Arnie tries to lead Chris down the stairs into the Inn. That’s just like Arnie, stirring up trouble by putting Chris and me
in the same small space, tempting us both.
“You’d better get home,” I tell Chris. “Arnie’s had a long day.” I don’t offer to drive them and Chris doesn’t ask; he just
orders a pet-friendly Uber. As we wait for it, I fill him in on how I’m working at a coffee shop now. I casually drop the
cross streets in case he wants to swing by. I figure he won’t since it’s in Bushwick, but you never know with Chris. He goes
out of his way to see me. Take tonight as an example.

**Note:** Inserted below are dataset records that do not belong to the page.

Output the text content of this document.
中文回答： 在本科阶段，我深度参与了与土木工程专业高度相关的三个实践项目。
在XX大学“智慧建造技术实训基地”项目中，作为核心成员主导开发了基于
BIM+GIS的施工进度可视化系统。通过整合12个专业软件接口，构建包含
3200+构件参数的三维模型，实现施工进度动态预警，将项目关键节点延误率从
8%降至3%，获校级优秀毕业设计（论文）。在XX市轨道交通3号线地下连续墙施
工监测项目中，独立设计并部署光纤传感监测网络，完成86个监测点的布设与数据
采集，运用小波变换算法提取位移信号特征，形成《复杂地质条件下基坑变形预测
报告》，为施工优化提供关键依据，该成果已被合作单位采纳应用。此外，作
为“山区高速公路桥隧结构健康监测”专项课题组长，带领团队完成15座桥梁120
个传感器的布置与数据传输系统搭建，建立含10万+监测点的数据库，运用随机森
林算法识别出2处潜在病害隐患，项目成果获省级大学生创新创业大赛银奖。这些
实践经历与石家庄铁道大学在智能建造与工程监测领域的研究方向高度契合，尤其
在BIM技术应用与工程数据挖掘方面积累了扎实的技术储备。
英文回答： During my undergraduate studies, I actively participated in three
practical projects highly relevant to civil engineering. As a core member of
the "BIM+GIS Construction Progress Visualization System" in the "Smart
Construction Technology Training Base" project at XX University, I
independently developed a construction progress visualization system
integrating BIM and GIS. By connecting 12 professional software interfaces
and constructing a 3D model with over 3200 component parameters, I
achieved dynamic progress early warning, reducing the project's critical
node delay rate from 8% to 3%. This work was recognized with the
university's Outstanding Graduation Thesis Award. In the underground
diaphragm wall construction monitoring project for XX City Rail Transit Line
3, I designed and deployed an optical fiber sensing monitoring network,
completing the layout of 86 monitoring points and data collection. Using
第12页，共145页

I ask him if Olivia has moved in and he says no; she has a remote job and just likes working from his place because the Wi-Fi
is stronger. I’m good at reading between the lines so I sense there’s some resentment there, like Chris wants his space. I
bet she’s messing up his routine and it’s getting under his skin. The thought makes me bounce a little in my knees, a jovial
kind of jitter.
“How are Tara, Hal, and Jenni doing?” he asks. Hearing Jenni’s name scrapes a little. Not like a fresh wound but not an old
one either. It mostly catches me off guard because I think I’ve only mentioned their names to him once or twice, just in passing.
Chris is a good listener, I’ve got to give him that.
“Jenni defected from the pact.” I briefly fill him in. “But we’re better off without her. You can’t have someone who’s one
foot in, one foot out. She would’ve dragged us all down sooner or later.”
“It’ll be okay,” Chris says, which irks me intensely because why do some people think that “okay” is a good thing? That word scares me senseless. It reeks of forgettable mediocrity. My biggest fear in life is to be “okay.” I’d never get books written about me for that.
Sharpening the blade on my tongue, I tell him that of course it’s not going to be okay; it’s going to be fucking incredible.
A laugh spills out of Chris, like it was suddenly uncorked. The sound is a precious thing and I want to hear more of it. But
his Uber arrives so I deposit a few kisses for Arnie on the beautiful black streak that runs between his multicolored eyes.
Chris confirms with the driver that it’s a pet-friendly ride. The driver says yes, and Chris thanks him profusely. It all
makes me wish I’d just driven them home myself.
The car door closes and I’m alone again, or at least it feels that way for a few seconds before I remind myself that Hal is
right inside and Tara should be back from rehearsal soon.
Chris texts me as I’m walking inside.
Good seeing you again!
It’s a lot for Chris to use an exclamation point and it makes me feel all inflated on the inside, like a hot-air balloon soaring
up over the city, seeing how everything connects from the sky in ways you never can down here on the street level.
U2, I reply, but I don’t like how cold that sounds, so I add two smiley face emojis and call it a night.